BIG DATA CONFERENCE
EUROPE 2025
November 18-21
Vilnus & Online
Catalin Ciobanu
CTO & Co-Founder
Boostrs SAS, France
Biography
Catalin is co-founder and CTO of Boost.rs, an A.I. startup advancing the science of skills to connect people with jobs and learning. Before founding Boost.rs, Catalin led a data & analytics team within the travel industry, generating several award-winning products and outstanding research coverage (Harvard Business Review, The Economist etc). Prior to his industry experience, Catalin worked as an experimental particle physicist; his PhD thesis centered on applying AI to solving low signal-to-noise problems.
Workshop
Data Science Playbook: A Step-By-Step Guide for Your Journey From Data to Insight
Abstract
This workshop will cover the do’s and don’ts of working with data, from formulating insightful questions to communicating the results to specialists or non-technical public. At the end of the workshop participants will have an analysis blueprint complete with Python notebooks which they can re-purpose and apply to their own projects at work.
Agenda
- Part 1: Introduction. What is data science? Three types of problems faced by every data scientist.

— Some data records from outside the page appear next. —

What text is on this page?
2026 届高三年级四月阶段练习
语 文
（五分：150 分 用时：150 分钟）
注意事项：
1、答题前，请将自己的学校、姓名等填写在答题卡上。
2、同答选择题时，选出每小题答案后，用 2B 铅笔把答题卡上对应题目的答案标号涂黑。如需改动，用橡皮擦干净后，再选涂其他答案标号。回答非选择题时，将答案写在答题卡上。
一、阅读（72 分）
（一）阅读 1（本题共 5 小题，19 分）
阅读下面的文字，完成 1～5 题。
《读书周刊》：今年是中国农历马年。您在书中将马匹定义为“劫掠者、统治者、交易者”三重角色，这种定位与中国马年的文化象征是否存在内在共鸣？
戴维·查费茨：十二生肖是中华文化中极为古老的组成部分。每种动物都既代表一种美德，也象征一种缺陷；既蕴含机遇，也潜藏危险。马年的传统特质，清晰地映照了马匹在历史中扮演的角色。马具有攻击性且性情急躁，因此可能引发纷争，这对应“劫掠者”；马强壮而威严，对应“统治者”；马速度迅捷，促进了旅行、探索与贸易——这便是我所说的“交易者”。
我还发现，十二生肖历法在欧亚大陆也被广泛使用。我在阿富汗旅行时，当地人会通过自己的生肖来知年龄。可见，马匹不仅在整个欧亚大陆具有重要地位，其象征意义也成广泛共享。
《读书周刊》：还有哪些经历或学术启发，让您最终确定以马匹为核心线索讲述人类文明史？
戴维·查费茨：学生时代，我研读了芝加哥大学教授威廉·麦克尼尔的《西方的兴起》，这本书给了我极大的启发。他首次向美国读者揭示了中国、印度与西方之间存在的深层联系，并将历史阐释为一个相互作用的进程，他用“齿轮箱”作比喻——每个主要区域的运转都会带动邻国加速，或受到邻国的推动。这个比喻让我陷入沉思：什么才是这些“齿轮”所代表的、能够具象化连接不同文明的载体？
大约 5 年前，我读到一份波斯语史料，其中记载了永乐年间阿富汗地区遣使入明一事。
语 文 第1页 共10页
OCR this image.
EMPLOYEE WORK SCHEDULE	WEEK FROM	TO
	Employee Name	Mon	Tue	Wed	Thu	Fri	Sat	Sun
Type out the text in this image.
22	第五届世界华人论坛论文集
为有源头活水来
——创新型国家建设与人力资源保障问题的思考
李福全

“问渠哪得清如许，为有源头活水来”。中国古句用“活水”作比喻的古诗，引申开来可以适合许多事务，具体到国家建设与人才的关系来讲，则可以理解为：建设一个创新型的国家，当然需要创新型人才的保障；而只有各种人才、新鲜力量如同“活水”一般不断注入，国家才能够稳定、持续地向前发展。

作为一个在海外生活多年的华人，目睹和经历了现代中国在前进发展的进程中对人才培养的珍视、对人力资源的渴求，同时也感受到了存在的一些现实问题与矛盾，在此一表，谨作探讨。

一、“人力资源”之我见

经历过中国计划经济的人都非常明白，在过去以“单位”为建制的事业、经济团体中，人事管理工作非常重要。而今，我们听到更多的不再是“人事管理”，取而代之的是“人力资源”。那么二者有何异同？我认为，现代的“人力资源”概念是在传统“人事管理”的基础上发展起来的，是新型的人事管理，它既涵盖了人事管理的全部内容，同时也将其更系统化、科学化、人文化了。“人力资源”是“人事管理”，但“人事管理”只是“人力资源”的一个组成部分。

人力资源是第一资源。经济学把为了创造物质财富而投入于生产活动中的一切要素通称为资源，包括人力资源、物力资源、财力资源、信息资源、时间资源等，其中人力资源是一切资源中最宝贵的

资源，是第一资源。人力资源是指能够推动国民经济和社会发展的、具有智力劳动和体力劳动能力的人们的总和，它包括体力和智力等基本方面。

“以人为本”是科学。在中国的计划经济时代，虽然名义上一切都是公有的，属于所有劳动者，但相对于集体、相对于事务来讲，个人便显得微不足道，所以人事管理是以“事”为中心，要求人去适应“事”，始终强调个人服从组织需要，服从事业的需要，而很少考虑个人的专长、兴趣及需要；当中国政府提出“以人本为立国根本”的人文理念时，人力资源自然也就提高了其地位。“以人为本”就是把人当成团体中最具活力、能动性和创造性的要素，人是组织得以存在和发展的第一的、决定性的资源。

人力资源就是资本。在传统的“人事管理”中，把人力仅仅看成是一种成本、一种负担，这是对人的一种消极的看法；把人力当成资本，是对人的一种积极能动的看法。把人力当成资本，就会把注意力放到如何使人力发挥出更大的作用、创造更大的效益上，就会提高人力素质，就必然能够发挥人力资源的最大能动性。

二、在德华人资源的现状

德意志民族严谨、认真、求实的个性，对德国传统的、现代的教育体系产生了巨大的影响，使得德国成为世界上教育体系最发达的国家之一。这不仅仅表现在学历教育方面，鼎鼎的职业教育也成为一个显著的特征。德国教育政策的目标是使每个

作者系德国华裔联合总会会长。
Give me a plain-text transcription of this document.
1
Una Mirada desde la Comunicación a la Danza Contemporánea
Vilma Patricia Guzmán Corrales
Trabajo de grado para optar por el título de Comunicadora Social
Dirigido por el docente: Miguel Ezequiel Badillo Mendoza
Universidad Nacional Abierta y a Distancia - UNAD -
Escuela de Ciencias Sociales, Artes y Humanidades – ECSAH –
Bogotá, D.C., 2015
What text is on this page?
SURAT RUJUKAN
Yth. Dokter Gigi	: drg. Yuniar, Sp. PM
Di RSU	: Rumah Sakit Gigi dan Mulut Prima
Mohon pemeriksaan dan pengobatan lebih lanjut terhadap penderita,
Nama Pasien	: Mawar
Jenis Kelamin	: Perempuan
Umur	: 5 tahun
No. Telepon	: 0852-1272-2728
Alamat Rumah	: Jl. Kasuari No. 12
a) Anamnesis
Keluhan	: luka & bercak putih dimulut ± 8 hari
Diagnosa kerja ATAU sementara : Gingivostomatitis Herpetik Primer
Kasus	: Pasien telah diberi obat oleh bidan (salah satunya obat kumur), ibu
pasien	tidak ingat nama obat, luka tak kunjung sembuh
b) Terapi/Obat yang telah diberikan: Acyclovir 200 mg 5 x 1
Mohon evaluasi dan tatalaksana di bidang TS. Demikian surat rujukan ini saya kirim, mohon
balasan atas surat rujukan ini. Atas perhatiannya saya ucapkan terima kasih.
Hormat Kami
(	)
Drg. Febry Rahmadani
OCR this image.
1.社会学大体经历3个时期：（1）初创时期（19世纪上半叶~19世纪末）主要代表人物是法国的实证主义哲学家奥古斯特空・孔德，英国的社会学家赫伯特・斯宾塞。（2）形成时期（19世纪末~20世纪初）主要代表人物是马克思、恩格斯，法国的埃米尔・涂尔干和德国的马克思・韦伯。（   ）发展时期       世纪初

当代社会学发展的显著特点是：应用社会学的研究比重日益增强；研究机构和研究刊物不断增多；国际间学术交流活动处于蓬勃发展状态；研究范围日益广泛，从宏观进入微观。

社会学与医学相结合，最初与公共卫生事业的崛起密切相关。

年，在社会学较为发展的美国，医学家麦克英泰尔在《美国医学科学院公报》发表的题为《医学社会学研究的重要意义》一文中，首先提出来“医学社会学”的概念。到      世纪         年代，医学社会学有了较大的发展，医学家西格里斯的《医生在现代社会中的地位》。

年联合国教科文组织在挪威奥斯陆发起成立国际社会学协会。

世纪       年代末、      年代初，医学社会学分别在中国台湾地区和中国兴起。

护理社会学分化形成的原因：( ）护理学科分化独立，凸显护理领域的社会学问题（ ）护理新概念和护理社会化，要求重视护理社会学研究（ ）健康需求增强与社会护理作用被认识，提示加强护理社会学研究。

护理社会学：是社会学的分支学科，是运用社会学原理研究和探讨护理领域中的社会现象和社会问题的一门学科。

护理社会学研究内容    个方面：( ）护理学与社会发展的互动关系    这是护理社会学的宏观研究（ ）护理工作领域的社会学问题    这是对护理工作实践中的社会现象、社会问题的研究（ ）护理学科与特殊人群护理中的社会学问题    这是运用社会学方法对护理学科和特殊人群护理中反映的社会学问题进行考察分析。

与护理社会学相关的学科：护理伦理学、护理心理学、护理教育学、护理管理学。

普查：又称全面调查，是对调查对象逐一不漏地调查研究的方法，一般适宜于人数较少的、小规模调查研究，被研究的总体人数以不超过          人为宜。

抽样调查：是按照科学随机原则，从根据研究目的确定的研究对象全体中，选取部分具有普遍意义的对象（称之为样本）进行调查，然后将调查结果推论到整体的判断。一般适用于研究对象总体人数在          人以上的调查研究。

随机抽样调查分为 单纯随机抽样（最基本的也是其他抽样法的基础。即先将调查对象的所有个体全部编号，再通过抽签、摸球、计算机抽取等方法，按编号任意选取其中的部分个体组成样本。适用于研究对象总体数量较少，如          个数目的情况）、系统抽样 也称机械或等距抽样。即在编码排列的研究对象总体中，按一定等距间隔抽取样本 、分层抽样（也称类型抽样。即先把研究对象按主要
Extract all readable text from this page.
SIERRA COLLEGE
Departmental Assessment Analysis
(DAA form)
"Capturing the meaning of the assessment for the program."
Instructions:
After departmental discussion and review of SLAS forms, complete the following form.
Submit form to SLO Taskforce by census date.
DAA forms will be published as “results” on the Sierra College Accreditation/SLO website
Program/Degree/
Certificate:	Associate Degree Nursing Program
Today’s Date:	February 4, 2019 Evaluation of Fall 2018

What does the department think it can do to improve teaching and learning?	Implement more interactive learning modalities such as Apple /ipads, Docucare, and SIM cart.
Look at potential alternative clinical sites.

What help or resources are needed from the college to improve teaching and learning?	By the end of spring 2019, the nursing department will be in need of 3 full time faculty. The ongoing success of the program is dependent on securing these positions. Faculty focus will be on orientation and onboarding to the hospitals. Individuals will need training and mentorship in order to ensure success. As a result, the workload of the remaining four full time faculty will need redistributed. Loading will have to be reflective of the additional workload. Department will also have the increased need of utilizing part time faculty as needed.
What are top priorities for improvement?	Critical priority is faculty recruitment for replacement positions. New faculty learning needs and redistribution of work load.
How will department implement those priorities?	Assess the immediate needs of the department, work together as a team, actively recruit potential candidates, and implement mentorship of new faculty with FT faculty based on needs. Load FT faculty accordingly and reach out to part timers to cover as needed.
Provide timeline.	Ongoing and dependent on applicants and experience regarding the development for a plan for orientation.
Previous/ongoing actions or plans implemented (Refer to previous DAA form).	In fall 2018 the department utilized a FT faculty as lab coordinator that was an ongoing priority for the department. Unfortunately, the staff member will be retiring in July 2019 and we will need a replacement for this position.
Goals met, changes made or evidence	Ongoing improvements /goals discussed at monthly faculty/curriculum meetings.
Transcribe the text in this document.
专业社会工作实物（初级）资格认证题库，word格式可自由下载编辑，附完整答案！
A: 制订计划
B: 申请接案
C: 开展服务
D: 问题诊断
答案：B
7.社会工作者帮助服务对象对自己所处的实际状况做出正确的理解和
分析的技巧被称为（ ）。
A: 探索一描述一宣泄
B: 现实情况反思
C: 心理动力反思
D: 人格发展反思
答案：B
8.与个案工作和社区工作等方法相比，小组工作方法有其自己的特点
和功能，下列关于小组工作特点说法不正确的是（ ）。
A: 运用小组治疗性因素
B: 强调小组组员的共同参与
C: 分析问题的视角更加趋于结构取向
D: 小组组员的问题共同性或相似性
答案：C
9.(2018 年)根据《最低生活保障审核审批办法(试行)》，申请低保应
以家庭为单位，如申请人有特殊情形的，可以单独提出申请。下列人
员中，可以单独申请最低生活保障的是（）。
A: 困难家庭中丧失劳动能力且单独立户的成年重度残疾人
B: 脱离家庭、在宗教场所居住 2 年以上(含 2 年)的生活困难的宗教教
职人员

- Learn to recognize the type of problem to which you are confronted.
- Take an object-oriented approach to data analysis: the O-V-V-D framework.
- Part 2: Data gathering / cleaning / wrangling.
- Prepare the data. Avoid the GIGO myth.
- Perform exploratory analysis. Learn guidelines for outlier treatment.
- Part 3: Feature engineering.
- Define variable types and variable combinations (linear and non-linear).
- Perform correlation analysis.
- Part 4: Multi-variate analysis: regression and classification.
- Perform linear regression. Quantify predictor importance. Learn to incorporate fixed effects.
- Perform non-linear techniques. Compare the results obtained from different techniques.
- Part 5: Prediction using multi-variate models.
- Quantify model accuracy.
- Create a “money plot”. Perform final cross checks and verify the robustness of the results.
- Part 6: Result visualization and communication
- Learn several guidelines for making great charts.
- Make your results work for you through data marketing and thought leadership.
The main goal of this workshop is to introduce participants to a useful framework for data analysis and to teach them how to solve various challenges inherent to data-related activities in business.
The target audience includes data scientists, aspiring data scientists, and anyone interested in working with data in a business environment.
Anaconda environment with Python 3.7 or above.
Technical knowledge:
- Basic Python programming or some other programming language
- Basic statistics: calculating averages and standard deviations, representing basic histograms
Professional experience: participants occupy or have occupied a data-related role, preferably in a business setting.